Lt. Gov. Candidates Trade Barbs on Taxes, Education & Immigration in Debate
The two candidates for the state's second highest statewide office met last night at KLRU studios in Austin in their first and only debate before Election Day in November.
State Sen. Dan Patrick, R-Houston, spent much of his time on stage trying to paint his opponent, as a tax-and-spend liberal who would wreck the Texas economy, while State Sen. Leticia Van de Putte, D-San Antonio, spent much of the night trying to paint Patrick as out of step with the mainstream.
Patrick set his sights on Van de Putte’s legislative support of a bill providing in-state tuition to undocumented immigrants, questioning whether the law gave deference to immigrants in admissions.
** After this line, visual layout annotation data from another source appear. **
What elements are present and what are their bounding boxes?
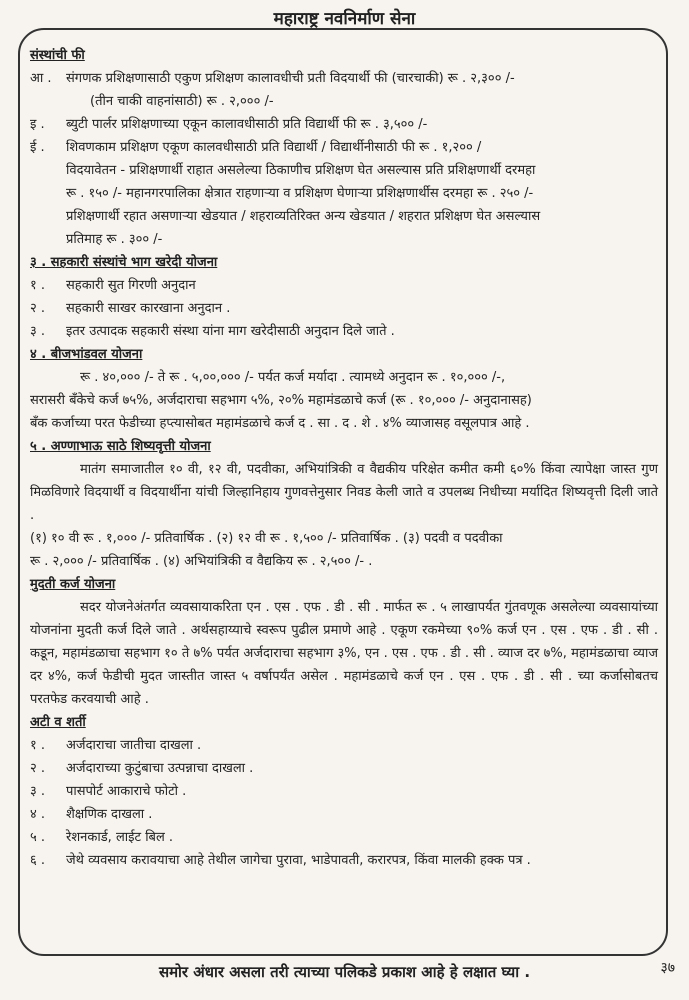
scholarship-heading: ५ . अण्णाभाऊ साठे शिष्यवृत्ती योजना [30, 439, 211, 454]
fee-ii-marker: ई . [30, 140, 45, 155]
seed-line3: बँक कर्जाच्या परत फेडीच्या हप्त्यासोबत महामंडळाचे कर्ज द . सा . द . शे . ४% व्याजासह वसूलपात्र आहे . [30, 416, 530, 431]
fee-item-i [30, 113, 658, 136]
condition-marker: २ . [30, 761, 46, 776]
stipend-line1: विदयावेतन - प्रशिक्षणार्थी राहात असलेल्या ठिकाणीच प्रशिक्षण घेत असल्यास प्रति प्रशिक्षणार्थी दरमहा [66, 163, 536, 178]
fee-item-a [30, 67, 658, 90]
coop-item-text: सहकारी साखर कारखाना अनुदान . [66, 301, 231, 316]
condition-item [30, 780, 658, 803]
coop-item-marker: १ . [30, 278, 46, 293]
term-loan-paragraph: सदर योजनेअंतर्गत व्यवसायाकरिता एन . एस . एफ . डी . सी . मार्फत रू . ५ लाखापर्यत गुंतवणूक असलेल्या व्यवसायांच्या योजनांना मुदती कर्ज दिले जाते . अर्थसहाय्याचे स्वरूप पुढील प्रमाणे आहे . एकूण रकमेच्या ९०% कर्ज एन . एस . एफ . डी . सी . कडून, महामंडळाचा सहभाग १० ते ७% पर्यत अर्जदाराचा सहभाग ३%, एन . एस . एफ . डी . सी . व्याज दर ७%, महामंडळाचा व्याज दर ४%, कर्ज फेडीची मुदत जास्तीत जास्त ५ वर्षापर्यंत असेल . महामंडळाचे कर्ज एन . एस . एफ . डी . सी . च्या कर्जासोबतच परतफेड करवयाची आहे . [30, 600, 658, 707]
condition-marker: ३ . [30, 784, 46, 799]
fee-i-marker: इ . [30, 117, 45, 132]
stipend-line2: रू . १५० /- महानगरपालिका क्षेत्रात राहणाऱ्या व प्रशिक्षण घेणाऱ्या प्रशिक्षणार्थीस दरमहा रू . २५० /- [66, 186, 534, 201]
condition-text: रेशनकार्ड, लाईट बिल . [66, 830, 174, 845]
fee-a-marker: आ . [30, 71, 52, 86]
condition-item [30, 849, 658, 872]
coop-item [30, 274, 658, 297]
fee-a-line2: (तीन चाकी वाहनांसाठी) रू . २,००० /- [90, 94, 274, 109]
seed-line1: रू . ४०,००० /- ते रू . ५,००,००० /- पर्यत कर्ज मर्यादा . त्यामध्ये अनुदान रू . १०,००० /-, [80, 370, 506, 385]
condition-text: शैक्षणिक दाखला . [66, 807, 153, 822]
condition-item [30, 757, 658, 780]
coop-item [30, 297, 658, 320]
fee-ii-text: शिवणकाम प्रशिक्षण एकूण कालवधीसाठी प्रति विद्यार्थी / विद्यार्थीनीसाठी फी रू . १,२०० / [66, 140, 482, 155]
document-body [30, 44, 658, 872]
coop-item-text: सहकारी सुत गिरणी अनुदान [66, 278, 196, 293]
scholarship-rates-line1: (१) १० वी रू . १,००० /- प्रतिवार्षिक . (२) १२ वी रू . १,५०० /- प्रतिवार्षिक . (३) पदवी व पदवीका [30, 531, 503, 546]
stipend-line3: प्रशिक्षणार्थी रहात असणाऱ्या खेडयात / शहराव्यतिरिक्त अन्य खेडयात / शहरात प्रशिक्षण घेत असल्यास [66, 209, 541, 224]
condition-item [30, 734, 658, 757]
stipend-line4: प्रतिमाह रू . ३०० /- [66, 232, 163, 247]
coop-item-text: इतर उत्पादक सहकारी संस्था यांना माग खरेदीसाठी अनुदान दिले जाते . [66, 324, 395, 339]
seed-line2: सरासरी बँकेचे कर्ज ७५%, अर्जदाराचा सहभाग ५%, २०% महामंडळाचे कर्ज (रू . १०,००० /- अनुदानासह) [30, 393, 532, 408]
coop-item-marker: २ . [30, 301, 46, 316]
fee-a-text: संगणक प्रशिक्षणासाठी एकुण प्रशिक्षण कालावधीची प्रती विदयार्थी फी (चारचाकी) रू . २,३०० /- [66, 71, 515, 86]
page-header: महाराष्ट्र नवनिर्माण सेना [273, 9, 416, 29]
condition-text: पासपोर्ट आकाराचे फोटो . [66, 784, 187, 799]
condition-marker: ६ . [30, 853, 46, 868]
condition-text: जेथे व्यवसाय करावयाचा आहे तेथील जागेचा पुरावा, भाडेपावती, करारपत्र, किंवा मालकी हक्क पत्र . [66, 853, 531, 868]
condition-marker: ४ . [30, 807, 46, 822]
page-number: ३७ [660, 960, 675, 976]
condition-item [30, 826, 658, 849]
condition-marker: १ . [30, 738, 46, 753]
condition-text: अर्जदाराचा जातीचा दाखला . [66, 738, 202, 753]
condition-marker: ५ . [30, 830, 46, 845]
fee-i-text: ब्युटी पार्लर प्रशिक्षणाच्या एकून कालावधीसाठी प्रति विद्यार्थी फी रू . ३,५०० /- [66, 117, 428, 132]
footer-quote: समोर अंधार असला तरी त्याच्या पलिकडे प्रकाश आहे हे लक्षात घ्या . [158, 963, 531, 981]
scholarship-rates-line2: रू . २,००० /- प्रतिवार्षिक . (४) अभियांत्रिकी व वैद्यकिय रू . २,५०० /- . [30, 554, 373, 569]
fee-item-ii [30, 136, 658, 159]
condition-item [30, 803, 658, 826]
condition-text: अर्जदाराच्या कुटुंबाचा उत्पन्नाचा दाखला . [66, 761, 254, 776]
coop-item-marker: ३ . [30, 324, 46, 339]
seed-heading: ४ . बीजभांडवल योजना [30, 347, 143, 362]
conditions-heading: अटी व शर्ती [30, 715, 86, 730]
coop-heading: ३ . सहकारी संस्थांचे भाग खरेदी योजना [30, 255, 218, 270]
scholarship-paragraph: मातंग समाजातील १० वी, १२ वी, पदवीका, अभियांत्रिकी व वैद्यकीय परिक्षेत कमीत कमी ६०% किंवा त्यापेक्षा जास्त गुण मिळविणारे विदयार्थी व विदयार्थीना यांची जिल्हानिहाय गुणवत्तेनुसार निवड केली जाते व उपलब्ध निधीच्या मर्यादित शिष्यवृत्ती दिली जाते . [30, 462, 658, 523]
term-loan-heading: मुदती कर्ज योजना [30, 577, 116, 592]
coop-item [30, 320, 658, 343]
fees-heading: संस्थांची फी [30, 48, 85, 63]
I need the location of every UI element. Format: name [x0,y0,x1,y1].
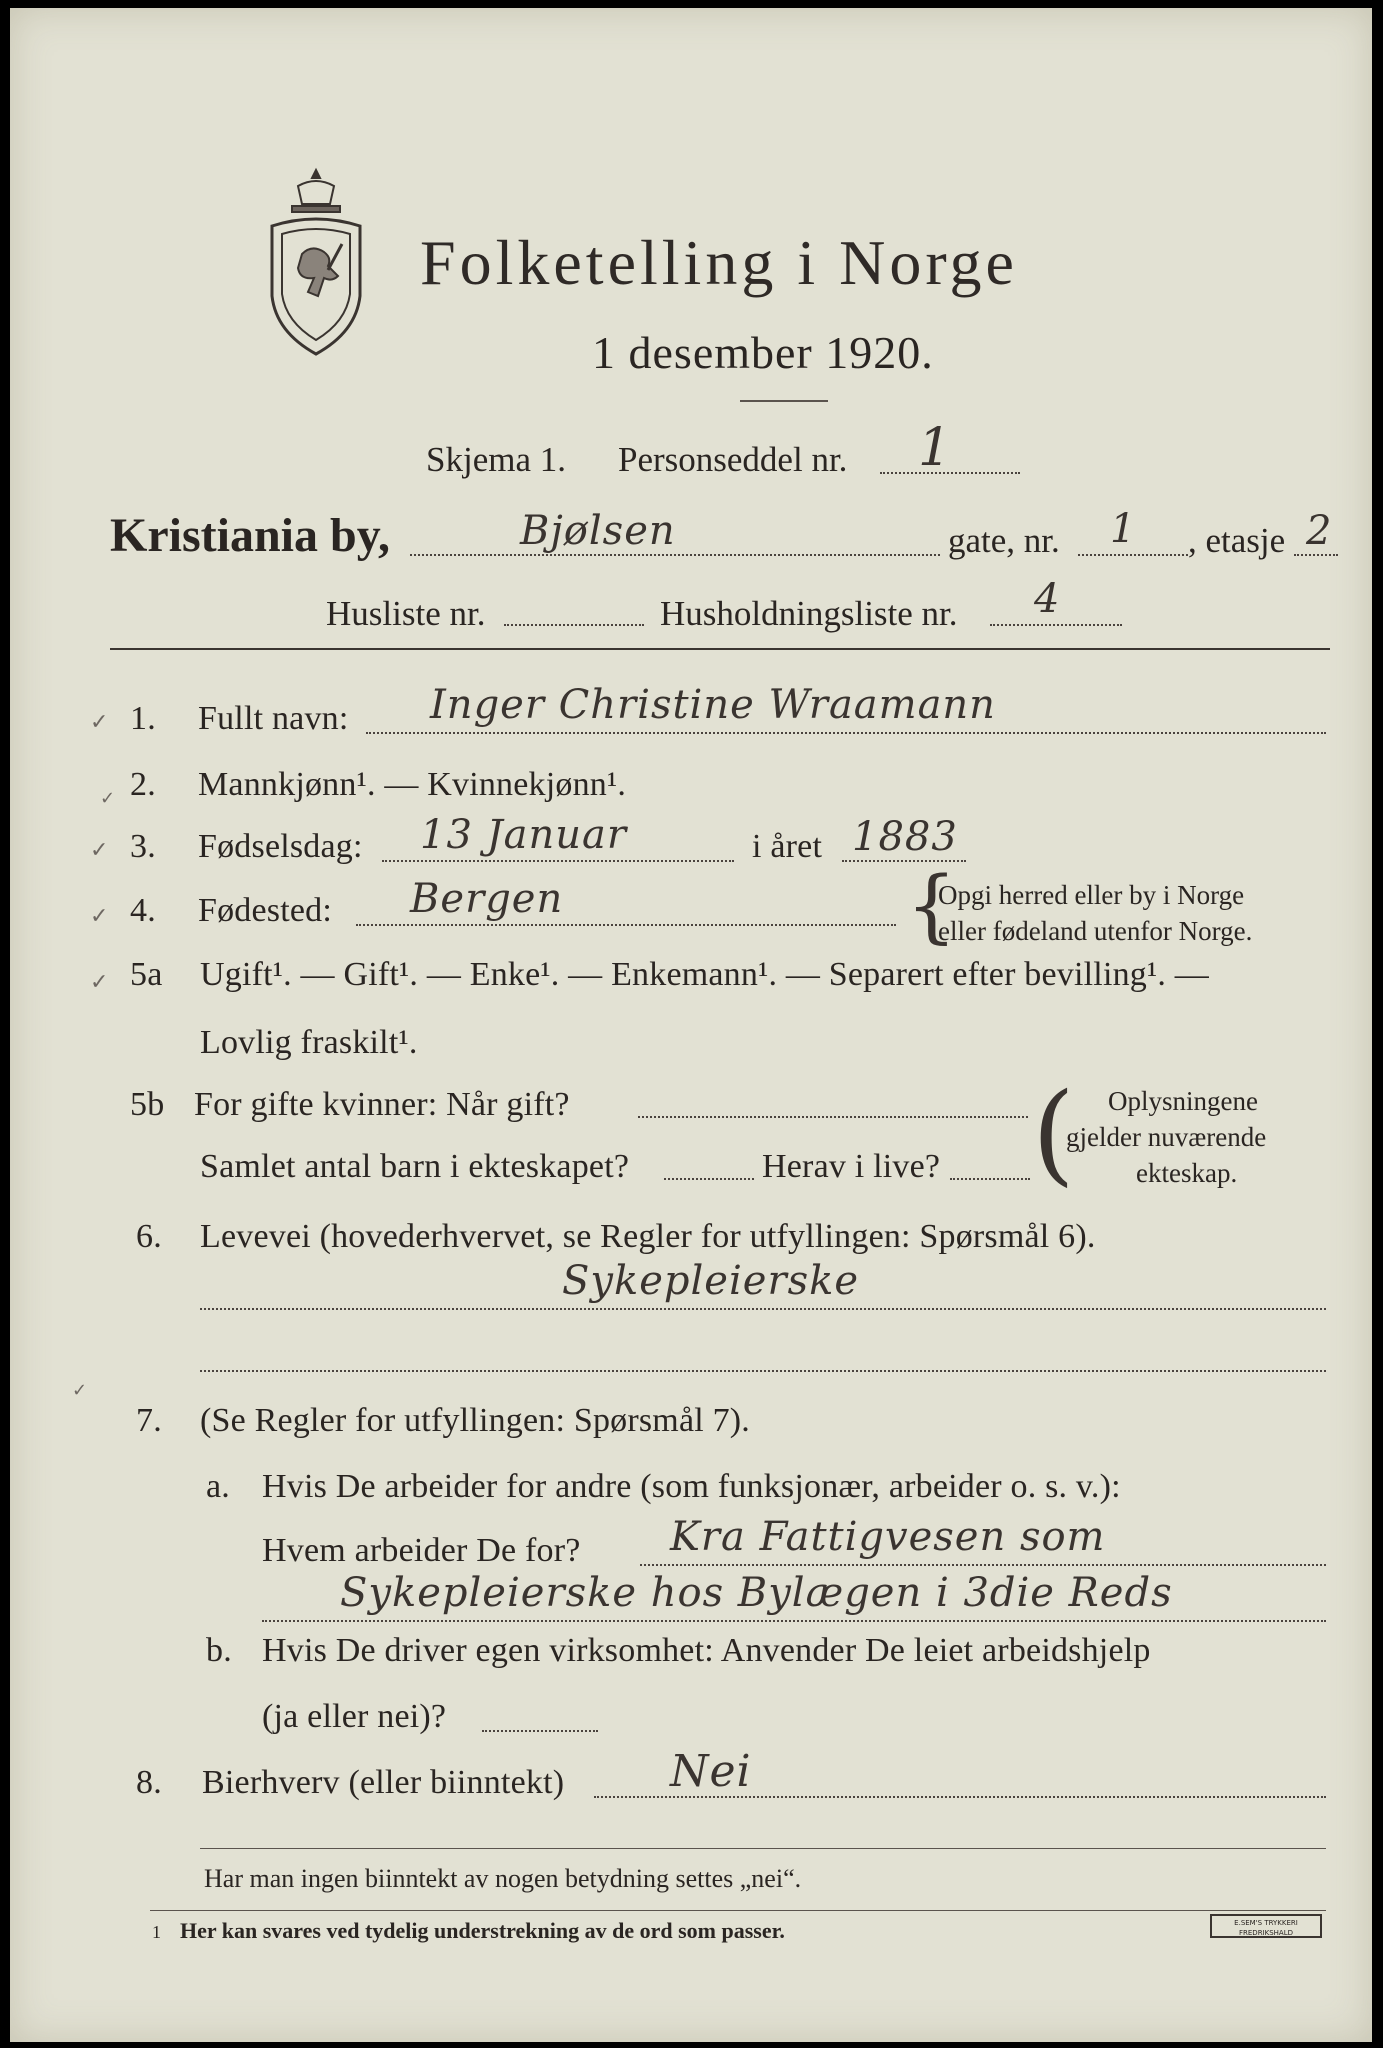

Van de Putte singled out Patrick's support of $5.4 billion cuts in the state's education budget during the 2011 legislative session.
For Senator Patrick, much of his policy answers revolved around his call for tax cuts.
“When it comes to attracting businesses to Texas, the best thing we can do is eliminate the business tax. And the best thing we can do is lower property taxes, so employees of companies who move to Texas can live in their home with a low tax rate,” Patrick said. “And even with they retire and they pay it off, they don't have to rent it from the state.”
While Patrick's property tax proposal wouldn't exactly cut property taxes, it would lower the limit on how much property tax appraisals can increase each year. Sen. Van de Putte spent much of the night trying to paint Patrick as too extreme for Texas – focusing specifically on anti-immigrant rhetoric by Patrick during the GOP primary.
“[W]hat doesn't help is when harsh rhetoric and the politics of fear damage a region, that they disrespect the people that live there. The McAllen Chamber of Commerce and those business leaders have asked Senator Patrick and those that would use that vile rhetoric to tone it down,” Van de Putte said. “It hurts their economy and hurts their ability to attract jobs.”
Patrick's characterization of an immigrant invasion or that immigrants are bringing leprosy across the border drew criticism from some Hispanic Republicans. But much of his language Monday night was tempered with questions of fairness in immigration policy, and how the state allocates its resources. That included Patrick's calls to eliminate the Texas Dream Act, which allows some undocumented students to pay in-state tuition at Texas colleges and universities.
“If there was only one seat left at a university – and two students had equal GPA, equal SAT, ACT scores, and the choice was between an American student, a Mexican-American student and African-American student. . .and someone who was not a legal citizen of our country, who would get the seat?” Patrick asked. “I don't know how my opponent would answer it, but it's just a question of fairness.”
Van de Putte quickly shot back that the law has support from even conservative business groups, and that Patrick was mischaracterizing what the bill does.
“Dan Patrick hasn't read the bill. This is not about admissions. This is about what you pay in tuition at the registrar's office. And this we know is important for the workforce,” she contested. “Other Republican candidates who are running state-wide don't agree with you Senator Patrick.”
Republicans have been able to successfully use disapproval of President Obama and his policies to their advantage on the campaign trail. Patrick made sure to tie Van de Putte to as many federal policies as he could, including the Affordable Care Act. But Van de Putte pushed back, saying the state's decision to not expand Medicaid has cost it billions in economic development.
“When Governor Perry said no to that expansion, he said no to over 200,000 jobs, to billions of dollars in healthcare services, and most hurtful for me, 68,000 veterans and their spouses,” she said.
Patrick said he knows healthcare is important for the state’s continued growth and laid out a plan that he says will increase the number of doctors in Texas.
“I will dramatically increase the number of residency slots to attract more doctors. And remember early in this debate, I said she was only one of four Democrats who voted against tort reform. That protected doctors, that's another reason the [Texas Medical Association] did not endorse her,” he said. “That's brought 30,000 new doctors here. I will bring more doctors to Texas with more residency spots, and more funding for our medical schools.”
Van de Putte, like all Democrats, is trailing in her race, and was hoping for additional debates to let her share her priorities with voters.
But the conventional wisdom goes that debates can only hurt a front-runner, and Patrick appears to be taking that wisdom to heart.
Naturally, both candidates ended the night by declaring victory. The two will criss-cross the state over the next month before Election Day on Nov. 4.